Talend ‘On Demand’ is the one of the first ETL vendors to offer an Open Source data integration solution in the cloud (the Informatica Cloud offering is not Open Source). This SaaS model is free for up to two users and presents a great starting point for smaller projects or prototyping.
Coupling data integration with embedded analytics, Pentaho sets itself apart from most of its competitors. This platform offers business users an interactive and visualized approach that can be deployed in the cloud or on-premise. Focused on the business analytics aspects of data integration, Pentaho can manage very large volumes and variety of data. Visualization, data mining, reporting, and interactive dashboards simplify the development process that provides rapid deployment platform for a broad set of users.
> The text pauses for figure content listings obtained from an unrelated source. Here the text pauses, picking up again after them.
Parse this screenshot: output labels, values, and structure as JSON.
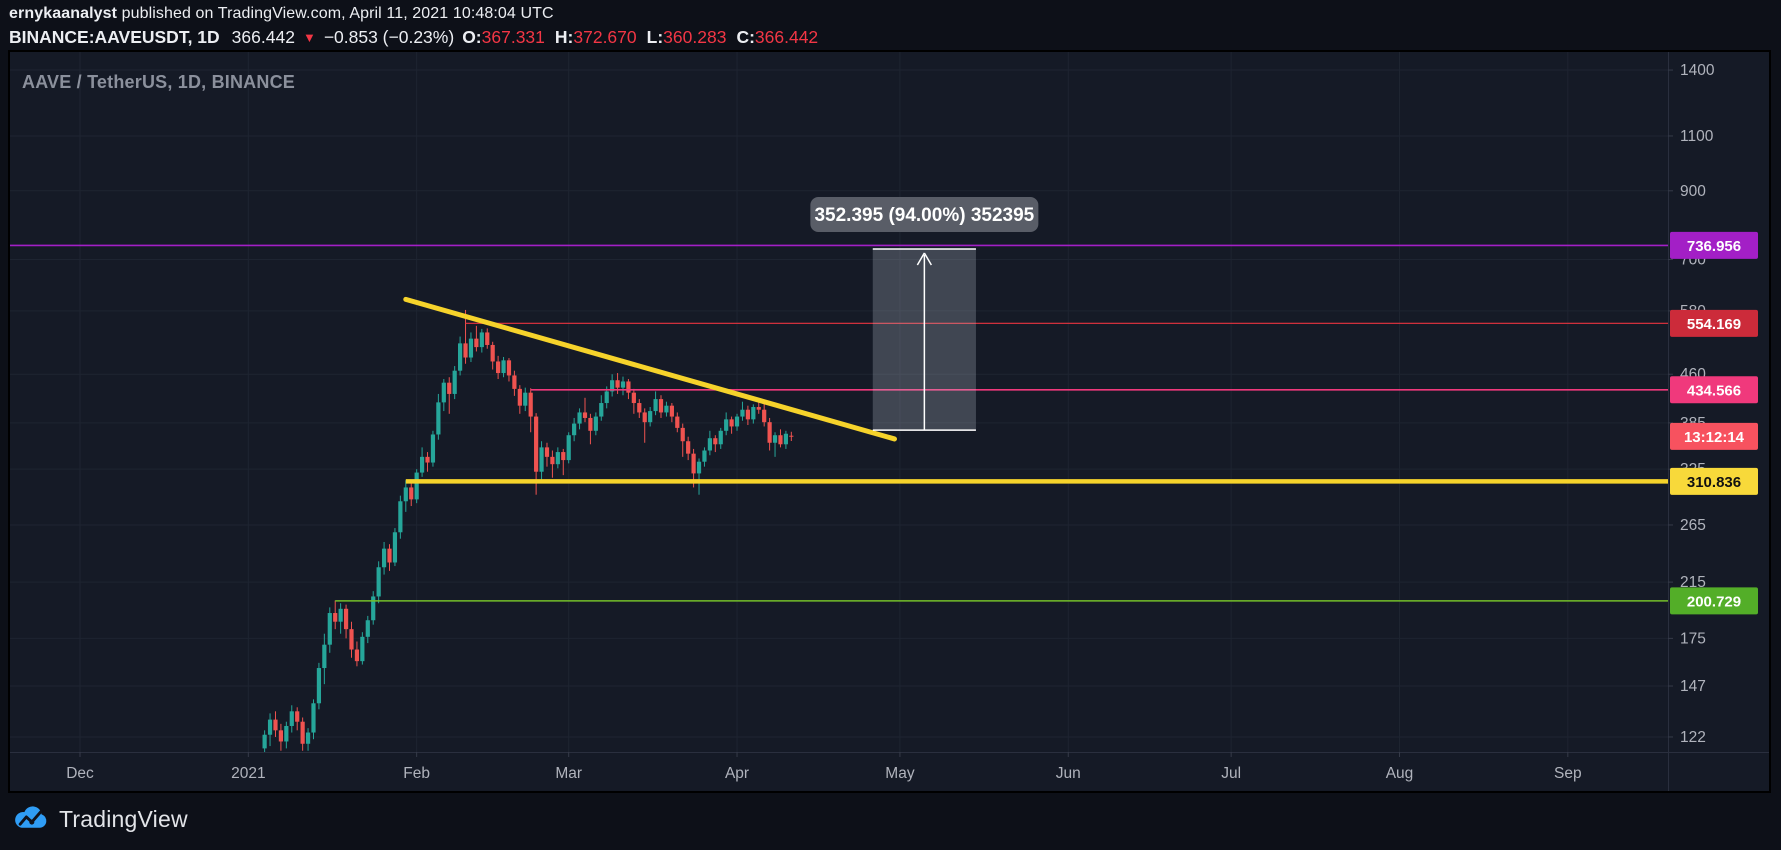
{
  "header": {
    "username": "ernykaanalyst",
    "byline_rest": " published on TradingView.com, April 11, 2021 10:48:04 UTC",
    "symbol": "BINANCE:AAVEUSDT, 1D",
    "last_price": "366.442",
    "change": "−0.853 (−0.23%)",
    "ohlc": [
      {
        "label": "O:",
        "value": "367.331"
      },
      {
        "label": "H:",
        "value": "372.670"
      },
      {
        "label": "L:",
        "value": "360.283"
      },
      {
        "label": "C:",
        "value": "366.442"
      }
    ],
    "value_color": "#f23645"
  },
  "chart": {
    "watermark": "AAVE / TetherUS, 1D, BINANCE"
  },
  "chart_data": {
    "type": "candlestick",
    "symbol": "AAVE/USDT",
    "interval": "1D",
    "colors": {
      "up": "#26a69a",
      "down": "#ef5350",
      "grid": "#1e2431",
      "axis_text": "#b0b3bc"
    },
    "x_axis": {
      "visible_range": [
        "2020-11-18",
        "2021-09-19"
      ],
      "ticks": [
        {
          "date": "2020-12-01",
          "label": "Dec"
        },
        {
          "date": "2021-01-01",
          "label": "2021"
        },
        {
          "date": "2021-02-01",
          "label": "Feb"
        },
        {
          "date": "2021-03-01",
          "label": "Mar"
        },
        {
          "date": "2021-04-01",
          "label": "Apr"
        },
        {
          "date": "2021-05-01",
          "label": "May"
        },
        {
          "date": "2021-06-01",
          "label": "Jun"
        },
        {
          "date": "2021-07-01",
          "label": "Jul"
        },
        {
          "date": "2021-08-01",
          "label": "Aug"
        },
        {
          "date": "2021-09-01",
          "label": "Sep"
        }
      ]
    },
    "y_axis": {
      "scale": "log",
      "visible_range": [
        115,
        1520
      ],
      "ticks": [
        1400,
        1100,
        900,
        700,
        580,
        460,
        385,
        325,
        265,
        215,
        175,
        147,
        122
      ]
    },
    "candles": [
      [
        "2021-01-04",
        117,
        125,
        111,
        123
      ],
      [
        "2021-01-05",
        123,
        133,
        118,
        130
      ],
      [
        "2021-01-06",
        130,
        134,
        122,
        125
      ],
      [
        "2021-01-07",
        125,
        128,
        116,
        120
      ],
      [
        "2021-01-08",
        120,
        129,
        117,
        127
      ],
      [
        "2021-01-09",
        127,
        137,
        124,
        134
      ],
      [
        "2021-01-10",
        134,
        136,
        125,
        129
      ],
      [
        "2021-01-11",
        129,
        131,
        116,
        119
      ],
      [
        "2021-01-12",
        119,
        126,
        116,
        124
      ],
      [
        "2021-01-13",
        124,
        140,
        121,
        138
      ],
      [
        "2021-01-14",
        138,
        160,
        135,
        157
      ],
      [
        "2021-01-15",
        157,
        178,
        148,
        171
      ],
      [
        "2021-01-16",
        171,
        196,
        166,
        192
      ],
      [
        "2021-01-17",
        192,
        201,
        181,
        186
      ],
      [
        "2021-01-18",
        186,
        199,
        178,
        195
      ],
      [
        "2021-01-19",
        195,
        198,
        175,
        181
      ],
      [
        "2021-01-20",
        181,
        186,
        163,
        168
      ],
      [
        "2021-01-21",
        168,
        173,
        158,
        161
      ],
      [
        "2021-01-22",
        161,
        179,
        159,
        176
      ],
      [
        "2021-01-23",
        176,
        190,
        172,
        187
      ],
      [
        "2021-01-24",
        187,
        208,
        184,
        204
      ],
      [
        "2021-01-25",
        204,
        232,
        199,
        227
      ],
      [
        "2021-01-26",
        227,
        249,
        221,
        243
      ],
      [
        "2021-01-27",
        243,
        247,
        224,
        231
      ],
      [
        "2021-01-28",
        231,
        262,
        228,
        258
      ],
      [
        "2021-01-29",
        258,
        295,
        252,
        289
      ],
      [
        "2021-01-30",
        289,
        312,
        278,
        304
      ],
      [
        "2021-01-31",
        304,
        309,
        284,
        291
      ],
      [
        "2021-02-01",
        291,
        325,
        287,
        321
      ],
      [
        "2021-02-02",
        321,
        352,
        316,
        340
      ],
      [
        "2021-02-03",
        340,
        346,
        322,
        333
      ],
      [
        "2021-02-04",
        333,
        374,
        328,
        369
      ],
      [
        "2021-02-05",
        369,
        428,
        362,
        415
      ],
      [
        "2021-02-06",
        415,
        452,
        402,
        446
      ],
      [
        "2021-02-07",
        446,
        455,
        398,
        428
      ],
      [
        "2021-02-08",
        428,
        474,
        420,
        466
      ],
      [
        "2021-02-09",
        466,
        528,
        458,
        515
      ],
      [
        "2021-02-10",
        515,
        582,
        478,
        489
      ],
      [
        "2021-02-11",
        489,
        536,
        481,
        524
      ],
      [
        "2021-02-12",
        524,
        549,
        500,
        508
      ],
      [
        "2021-02-13",
        508,
        543,
        498,
        536
      ],
      [
        "2021-02-14",
        536,
        544,
        505,
        512
      ],
      [
        "2021-02-15",
        512,
        518,
        468,
        482
      ],
      [
        "2021-02-16",
        482,
        492,
        452,
        462
      ],
      [
        "2021-02-17",
        462,
        490,
        455,
        484
      ],
      [
        "2021-02-18",
        484,
        488,
        448,
        458
      ],
      [
        "2021-02-19",
        458,
        466,
        425,
        436
      ],
      [
        "2021-02-20",
        436,
        442,
        398,
        410
      ],
      [
        "2021-02-21",
        410,
        438,
        402,
        430
      ],
      [
        "2021-02-22",
        430,
        437,
        372,
        394
      ],
      [
        "2021-02-23",
        394,
        399,
        296,
        322
      ],
      [
        "2021-02-24",
        322,
        360,
        310,
        352
      ],
      [
        "2021-02-25",
        352,
        358,
        328,
        340
      ],
      [
        "2021-02-26",
        340,
        348,
        315,
        331
      ],
      [
        "2021-02-27",
        331,
        352,
        326,
        346
      ],
      [
        "2021-02-28",
        346,
        350,
        318,
        336
      ],
      [
        "2021-03-01",
        336,
        372,
        332,
        368
      ],
      [
        "2021-03-02",
        368,
        392,
        360,
        384
      ],
      [
        "2021-03-03",
        384,
        406,
        376,
        400
      ],
      [
        "2021-03-04",
        400,
        422,
        386,
        392
      ],
      [
        "2021-03-05",
        392,
        398,
        356,
        374
      ],
      [
        "2021-03-06",
        374,
        400,
        368,
        394
      ],
      [
        "2021-03-07",
        394,
        426,
        388,
        414
      ],
      [
        "2021-03-08",
        414,
        440,
        406,
        432
      ],
      [
        "2021-03-09",
        432,
        460,
        424,
        450
      ],
      [
        "2021-03-10",
        450,
        462,
        428,
        438
      ],
      [
        "2021-03-11",
        438,
        456,
        426,
        448
      ],
      [
        "2021-03-12",
        448,
        452,
        420,
        430
      ],
      [
        "2021-03-13",
        430,
        436,
        398,
        414
      ],
      [
        "2021-03-14",
        414,
        420,
        392,
        400
      ],
      [
        "2021-03-15",
        400,
        406,
        358,
        386
      ],
      [
        "2021-03-16",
        386,
        408,
        380,
        402
      ],
      [
        "2021-03-17",
        402,
        432,
        396,
        420
      ],
      [
        "2021-03-18",
        420,
        426,
        392,
        400
      ],
      [
        "2021-03-19",
        400,
        416,
        394,
        410
      ],
      [
        "2021-03-20",
        410,
        414,
        386,
        394
      ],
      [
        "2021-03-21",
        394,
        400,
        372,
        378
      ],
      [
        "2021-03-22",
        378,
        384,
        340,
        360
      ],
      [
        "2021-03-23",
        360,
        366,
        336,
        344
      ],
      [
        "2021-03-24",
        344,
        350,
        304,
        320
      ],
      [
        "2021-03-25",
        320,
        338,
        296,
        334
      ],
      [
        "2021-03-26",
        334,
        352,
        328,
        348
      ],
      [
        "2021-03-27",
        348,
        374,
        342,
        364
      ],
      [
        "2021-03-28",
        364,
        368,
        346,
        356
      ],
      [
        "2021-03-29",
        356,
        378,
        350,
        374
      ],
      [
        "2021-03-30",
        374,
        400,
        368,
        390
      ],
      [
        "2021-03-31",
        390,
        394,
        370,
        380
      ],
      [
        "2021-04-01",
        380,
        398,
        374,
        394
      ],
      [
        "2021-04-02",
        394,
        416,
        388,
        404
      ],
      [
        "2021-04-03",
        404,
        410,
        382,
        390
      ],
      [
        "2021-04-04",
        390,
        412,
        384,
        408
      ],
      [
        "2021-04-05",
        408,
        422,
        398,
        404
      ],
      [
        "2021-04-06",
        404,
        418,
        380,
        386
      ],
      [
        "2021-04-07",
        386,
        392,
        348,
        358
      ],
      [
        "2021-04-08",
        358,
        372,
        340,
        368
      ],
      [
        "2021-04-09",
        368,
        376,
        352,
        356
      ],
      [
        "2021-04-10",
        356,
        374,
        350,
        370
      ],
      [
        "2021-04-11",
        367.33,
        372.67,
        360.28,
        366.44
      ]
    ],
    "levels": [
      {
        "id": "purple-line",
        "price": 736.956,
        "label": "736.956",
        "line_color": "#a31fc6",
        "tag_bg": "#a31fc6",
        "tag_text": "#ffffff",
        "width": 1.6,
        "from": null
      },
      {
        "id": "red-line",
        "price": 554.169,
        "label": "554.169",
        "line_color": "#e8343f",
        "tag_bg": "#cc2b3a",
        "tag_text": "#ffffff",
        "width": 1.2,
        "from": "2021-02-10"
      },
      {
        "id": "pink-line",
        "price": 434.566,
        "label": "434.566",
        "line_color": "#f0397c",
        "tag_bg": "#f0397c",
        "tag_text": "#ffffff",
        "width": 1.6,
        "from": "2021-02-22"
      },
      {
        "id": "yellow-line",
        "price": 310.836,
        "label": "310.836",
        "line_color": "#f6d32b",
        "tag_bg": "#f8d93a",
        "tag_text": "#111111",
        "width": 4.5,
        "from": "2021-01-30"
      },
      {
        "id": "green-line",
        "price": 200.729,
        "label": "200.729",
        "line_color": "#74bf2a",
        "tag_bg": "#53ae28",
        "tag_text": "#ffffff",
        "width": 1.6,
        "from": "2021-01-17"
      }
    ],
    "trendline": {
      "from": {
        "date": "2021-01-30",
        "price": 605
      },
      "to": {
        "date": "2021-04-30",
        "price": 363
      },
      "color": "#f6d32b",
      "width": 5
    },
    "measurement": {
      "box": {
        "from_date": "2021-04-26",
        "to_date": "2021-05-15",
        "from_price": 375.0,
        "to_price": 727.4
      },
      "tooltip": "352.395 (94.00%) 352395",
      "fill": "rgba(196,203,216,0.25)",
      "accent": "#ffffff",
      "bubble_bg": "#595d67"
    },
    "countdown": {
      "text": "13:12:14",
      "price": 366.442,
      "bg": "#f7525f",
      "fg": "#ffffff"
    }
  },
  "footer": {
    "brand": "TradingView"
  }
}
Pentaho Data Integration (PDI) can extract data from complex and diverse data sources offering high performance ETL capabilities, including:
- Rich graphical visual design environment
- Broad connectivity to any type or source of data
- Enterprise scalability and performance
- High performance multi-threaded processing
- Data Profiling and Quality
- Open and Standards-based Architecture
- Big Data integration for Hadoop, NoSQL, and Analytic databases
- Integrated reporting, data visualization/analysis, and predictive analytics
- Salesforce and SugarCRM plug-ins
ETL developers will appreciate the PDI designer which offers an intuitive, drag and drop GUI, a robust library of pre-built components, data transformation mappings, content versioning and locking, and an integrated debugger. With the centralized monitoring, scheduler, and security, PDI delivers a reliable solution for data migration and synchronization, application consolidation, business intelligence, and data warehousing.
The PDI Community Edition (PDI CE), also known as ‘Kettle’, is available as a free download (http://community.pentaho.com/projects/data-integration/). This self-supported open source software provides many of the key features and functionality found in the Enterprise Edition (PDI EE). Along with Kettle you can find ‘Mondrain’ the Pentaho Analysis Services Community Edition which, as an OLAP Server, claims to enable business users to analyze large amounts of data in real-time. I am unable to dispute or confirm this claim, however in my experience, achieving even near-real-time is difficult making it (IMHO) somewhat dubious.
To wrap up it is fair to point out that there are several other ETL contenders in today’s marketplace. For practical reasons this blog does not dive into them further, yet let’s at least give some of them mention. They include:
A relative new comer to the crowded ETL marketplace, Astera’s Centerprise Data Integrator is focused on easy to use, easy to manage, enterprise-level integration tool for everyone. As a 100% managed .NET code product, Astera provides a reliable, scalable, and secure platform for flexible, reusable, high-performance processing; at a cost. However, it is perhaps the only ETL tool that supports EDI transactions.
Clover’s slick graphical designer helps visualize data flows while offering a wide variety of flexible components for complex data integration requirements. As an open-source software product, their Community Edition gets you started right away, yet its proprietary intermediate process layer may not provide the most robust development environment.
Offering a wizard-driven, “configure, not code” ETL approach, Adeptia eliminates complexity thus reducing data integration costs while improving deployment and ROI for business users. Adeptia’s low cost commercial product provides many features; however is not open-source source software and thus only trial period evaluations are available.
So there you have it. More than you might ever want to know about ETL and Data Integration vendors. Yet, I think ETL data processing and all its complexities cannot be ignored. My hope is that this information, while incomplete at its best, and perhaps slightly inaccurate in its technical reflection at its worse, still edifies you, the gentle reader, in a constructive way.
I look forward to any comment, question, or debate… ETL ON ~ Dudes!